Difficult, but not impossible.

There are applications designed to brute-force md5 hashes, you just need some computing power and time. To protect against this, you can add a secret salt whenever you use one-way encryption like md5 hashes, secret salts make it significantly harder to brute force a hash if the secret is not known.

gravatar breach
Screenshot from https://en.gravatar.com/

Unfortunately, secret salts are something Gravatar can not implement with its current design and implementation, Gravatar relies on the usage of an unsalted hash of each person’s email address and has been implemented this way for the last 20 years.

This risk has been brought up publicly multiple times, in 2008, in 2013, and again in 2016. Then, in 2020 a security researcher named Carlo Di Dato found they were able to view public profile data based on the Gravatar user’s ID number, bypassing the need to brute force the hash entirely.

This issue was reported to Gravatar before being released publicly and Gravatar no longer allows access to look up profiles by their ID number.

Unfortunately, it looks like many users of Gravatar have had their emails exposed due to either brute-force attacks or the user ID enumeration.

Gravatar’s core design was from a different time, we’re talking MySpace and Digg; Facebook and GitHub are barely getting started; Slack and Instagram don’t exist. A free service like Gravatar would be highly appealing and provide reasonable security at that price.

Weekly knowledge

From Web 2.0 to Web3

The internet has changed a lot in the last 20 years. Websites transitioned from static content to communities and social networks. Technology that was huge 20 years ago, like Real Player or Adobe flash, has been phased out as they no longer fit into the current web ecosystem, or they cause more problems than they solve.

This transition into a social web is known as Web 2.0 and was driven by many Open Source projects, the technology they developed, and the communities behind them.

gravatar breach
Photo by Bethany Legg on Unsplash

Websites like GitHub, frameworks like WordPress, communities like Stack Overflow. These projects were led by pioneers who saw the problem, built a solution, and enriched the web for everyone.

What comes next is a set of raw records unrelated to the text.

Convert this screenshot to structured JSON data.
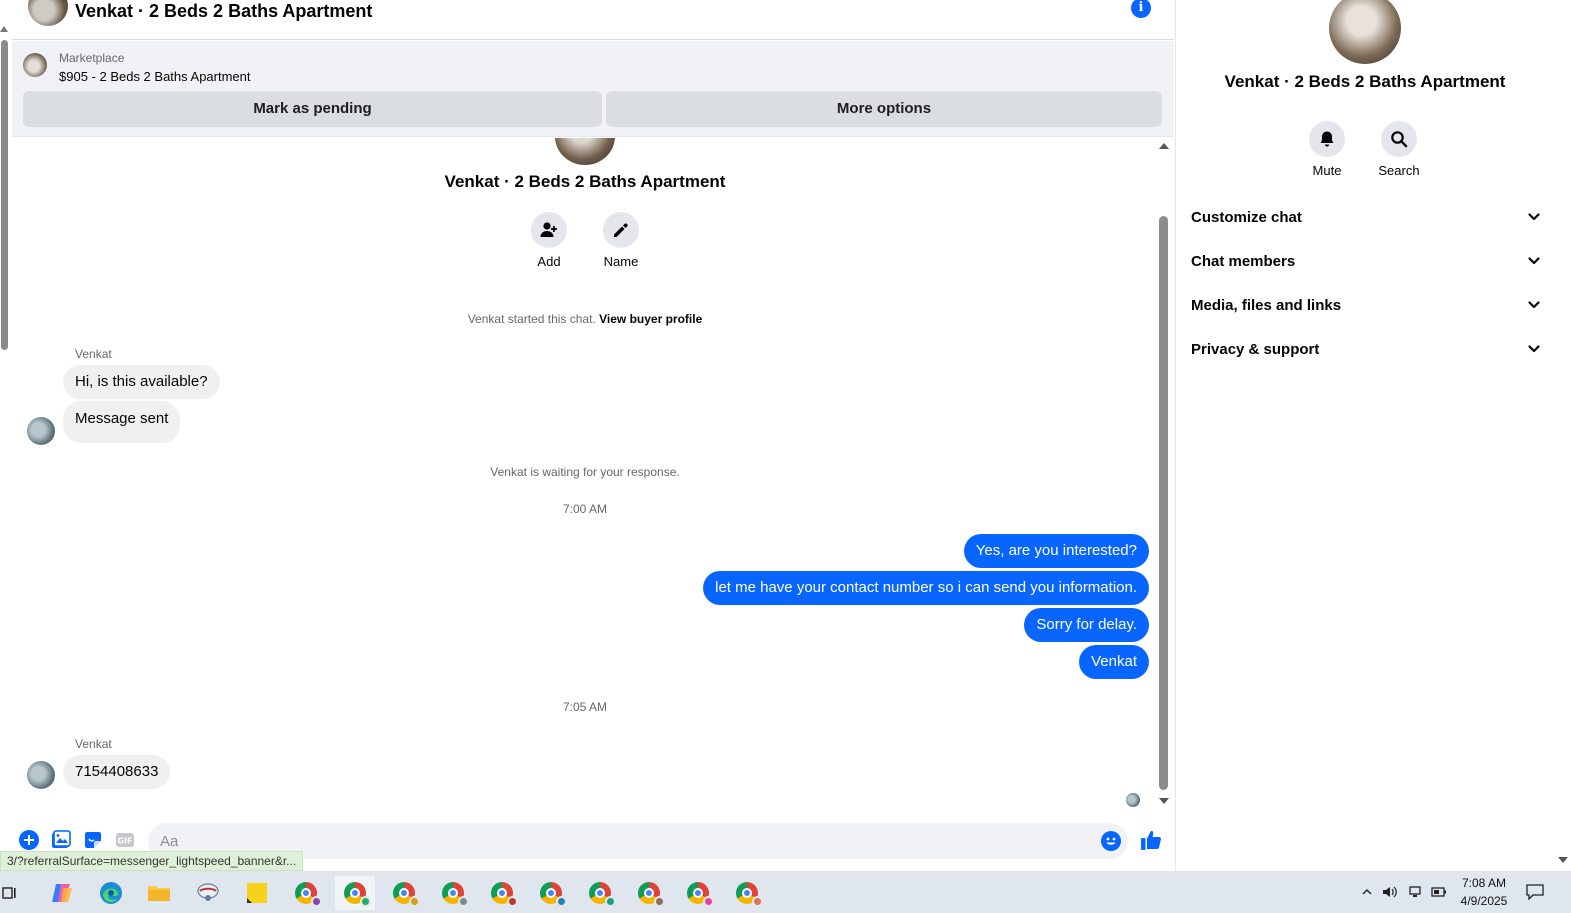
{
  "header": {
    "title": "Venkat · 2 Beds 2 Baths Apartment"
  },
  "marketplace": {
    "label": "Marketplace",
    "listing": "$905 - 2 Beds 2 Baths Apartment",
    "pending_label": "Mark as pending",
    "more_label": "More options"
  },
  "intro": {
    "title": "Venkat · 2 Beds 2 Baths Apartment",
    "add_label": "Add",
    "name_label": "Name",
    "started_text": "Venkat started this chat.",
    "view_profile": "View buyer profile"
  },
  "conversation": {
    "sender": "Venkat",
    "incoming_1": "Hi, is this available?",
    "incoming_2": "Message sent",
    "waiting_note": "Venkat is waiting for your response.",
    "time_1": "7:00 AM",
    "outgoing": [
      "Yes, are you interested?",
      "let me have your contact number so i can send you information.",
      "Sorry for delay.",
      "Venkat"
    ],
    "time_2": "7:05 AM",
    "incoming_3": "7154408633"
  },
  "composer": {
    "placeholder": "Aa"
  },
  "status_url": "3/?referralSurface=messenger_lightspeed_banner&r...",
  "right_panel": {
    "title": "Venkat · 2 Beds 2 Baths Apartment",
    "mute_label": "Mute",
    "search_label": "Search",
    "sections": [
      "Customize chat",
      "Chat members",
      "Media, files and links",
      "Privacy & support"
    ]
  },
  "taskbar": {
    "time": "7:08 AM",
    "date": "4/9/2025"
  },
  "colors": {
    "accent": "#0866ff",
    "bubble_in": "#f0f0f0",
    "button_bg": "#dadde1"
  }
}
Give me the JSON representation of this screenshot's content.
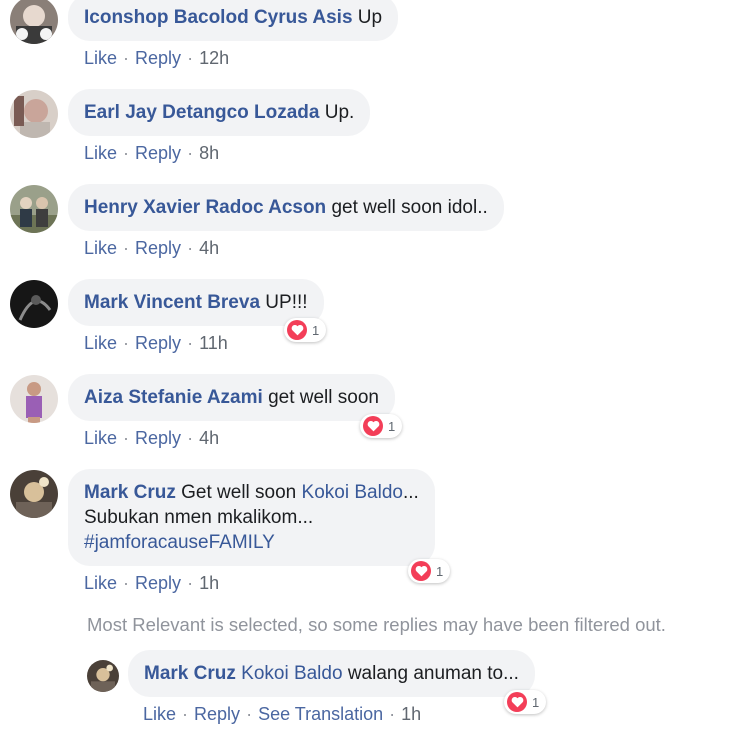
{
  "comments": [
    {
      "author": "Iconshop Bacolod Cyrus Asis",
      "text": "Up",
      "like": "Like",
      "reply": "Reply",
      "time": "12h"
    },
    {
      "author": "Earl Jay Detangco Lozada",
      "text": "Up.",
      "like": "Like",
      "reply": "Reply",
      "time": "8h"
    },
    {
      "author": "Henry Xavier Radoc Acson",
      "text": "get well soon idol..",
      "like": "Like",
      "reply": "Reply",
      "time": "4h"
    },
    {
      "author": "Mark Vincent Breva",
      "text": "UP!!!",
      "like": "Like",
      "reply": "Reply",
      "time": "11h",
      "reaction_count": "1"
    },
    {
      "author": "Aiza Stefanie Azami",
      "text": "get well soon",
      "like": "Like",
      "reply": "Reply",
      "time": "4h",
      "reaction_count": "1"
    },
    {
      "author": "Mark Cruz",
      "text_before": "Get well soon",
      "mention": "Kokoi Baldo",
      "text_after": "...",
      "line2": "Subukan nmen mkalikom...",
      "line3": "#jamforacauseFAMILY",
      "like": "Like",
      "reply": "Reply",
      "time": "1h",
      "reaction_count": "1"
    }
  ],
  "notice": "Most Relevant is selected, so some replies may have been filtered out.",
  "reply": {
    "author": "Mark Cruz",
    "mention": "Kokoi Baldo",
    "text": "walang anuman to...",
    "like": "Like",
    "reply": "Reply",
    "translate": "See Translation",
    "time": "1h",
    "reaction_count": "1"
  },
  "colors": {
    "author": "#385898",
    "bubble": "#f2f3f5",
    "heart": "#f33e58",
    "meta": "#90949c"
  },
  "icons": {
    "reaction": "heart-icon"
  }
}
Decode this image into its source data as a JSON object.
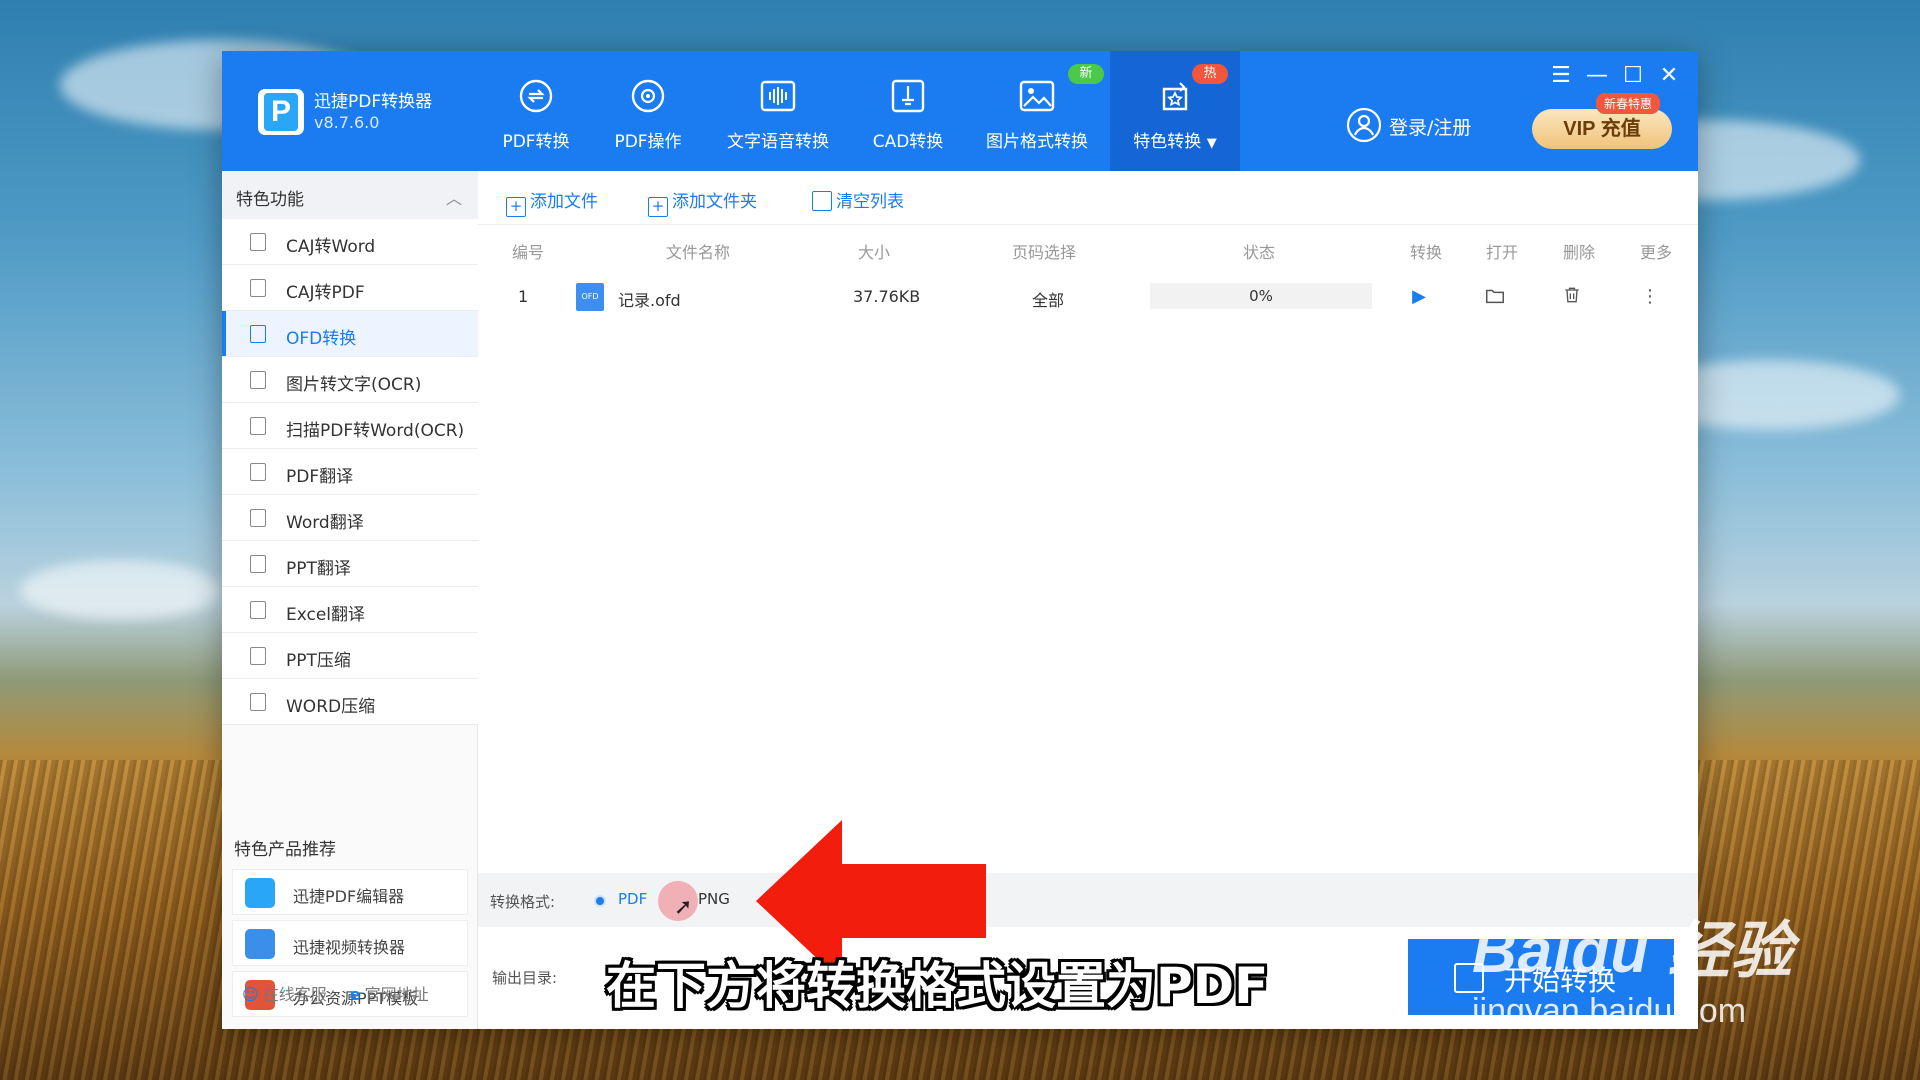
{
  "app": {
    "name": "迅捷PDF转换器",
    "version": "v8.7.6.0"
  },
  "nav": [
    {
      "label": "PDF转换"
    },
    {
      "label": "PDF操作"
    },
    {
      "label": "文字语音转换"
    },
    {
      "label": "CAD转换"
    },
    {
      "label": "图片格式转换",
      "badge": "新"
    },
    {
      "label": "特色转换",
      "badge": "热"
    }
  ],
  "header": {
    "login": "登录/注册",
    "vip_tag": "新春特惠",
    "vip_label": "VIP 充值"
  },
  "sidebar": {
    "section_title": "特色功能",
    "items": [
      {
        "label": "CAJ转Word"
      },
      {
        "label": "CAJ转PDF"
      },
      {
        "label": "OFD转换"
      },
      {
        "label": "图片转文字(OCR)"
      },
      {
        "label": "扫描PDF转Word(OCR)"
      },
      {
        "label": "PDF翻译"
      },
      {
        "label": "Word翻译"
      },
      {
        "label": "PPT翻译"
      },
      {
        "label": "Excel翻译"
      },
      {
        "label": "PPT压缩"
      },
      {
        "label": "WORD压缩"
      }
    ],
    "products_title": "特色产品推荐",
    "products": [
      {
        "label": "迅捷PDF编辑器"
      },
      {
        "label": "迅捷视频转换器"
      },
      {
        "label": "办公资源PPT模板"
      }
    ],
    "footer": {
      "service": "在线客服",
      "website": "官网地址"
    }
  },
  "toolbar": {
    "add_file": "添加文件",
    "add_folder": "添加文件夹",
    "clear_list": "清空列表"
  },
  "table": {
    "headers": {
      "num": "编号",
      "name": "文件名称",
      "size": "大小",
      "pages": "页码选择",
      "status": "状态",
      "convert": "转换",
      "open": "打开",
      "delete": "删除",
      "more": "更多"
    },
    "rows": [
      {
        "num": "1",
        "file_icon": "OFD",
        "name": "记录.ofd",
        "size": "37.76KB",
        "pages": "全部",
        "status": "0%",
        "progress": 0
      }
    ]
  },
  "bottom": {
    "format_label": "转换格式:",
    "format_options": [
      "PDF",
      "PNG"
    ],
    "selected_format": "PDF",
    "output_label": "输出目录:",
    "start_button": "开始转换"
  },
  "overlay": {
    "caption": "在下方将转换格式设置为PDF",
    "watermark_brand": "Baidu 经验",
    "watermark_url": "jingyan.baidu.com",
    "arrow_color": "#f21d0c"
  },
  "colors": {
    "primary": "#1a7cf0",
    "badge_new": "#4cc84a",
    "badge_hot": "#f2563c"
  }
}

Now, new pioneers are looking toward the future, looking to see how they can solve new problems, problems like centralization of control, and inadequate privacy controls. Problems that have been codified into law in some countries, problems that will not go away.

These pioneers are designing solutions so drastic it is being called Web3, and I am looking forward to seeing what this next generation of pioneers builds for the world.

Thanks and Appreciation

Thanks go out to the developers of PublishPress, for releasing the patch and securing their code.

Further thanks are extended to haveIbeenPwned, a service built by Troy Hunt after he identified a problem and built a solution.

I extend this thanks to all of the other internet innovators as well. In the past, you built what is known as Web2.0, and in the future new innovators will build and define, what Web3 will be. We do not know who the web3 pioneers are just yet, but I bet they will see problems and will put in the work to build the solutions.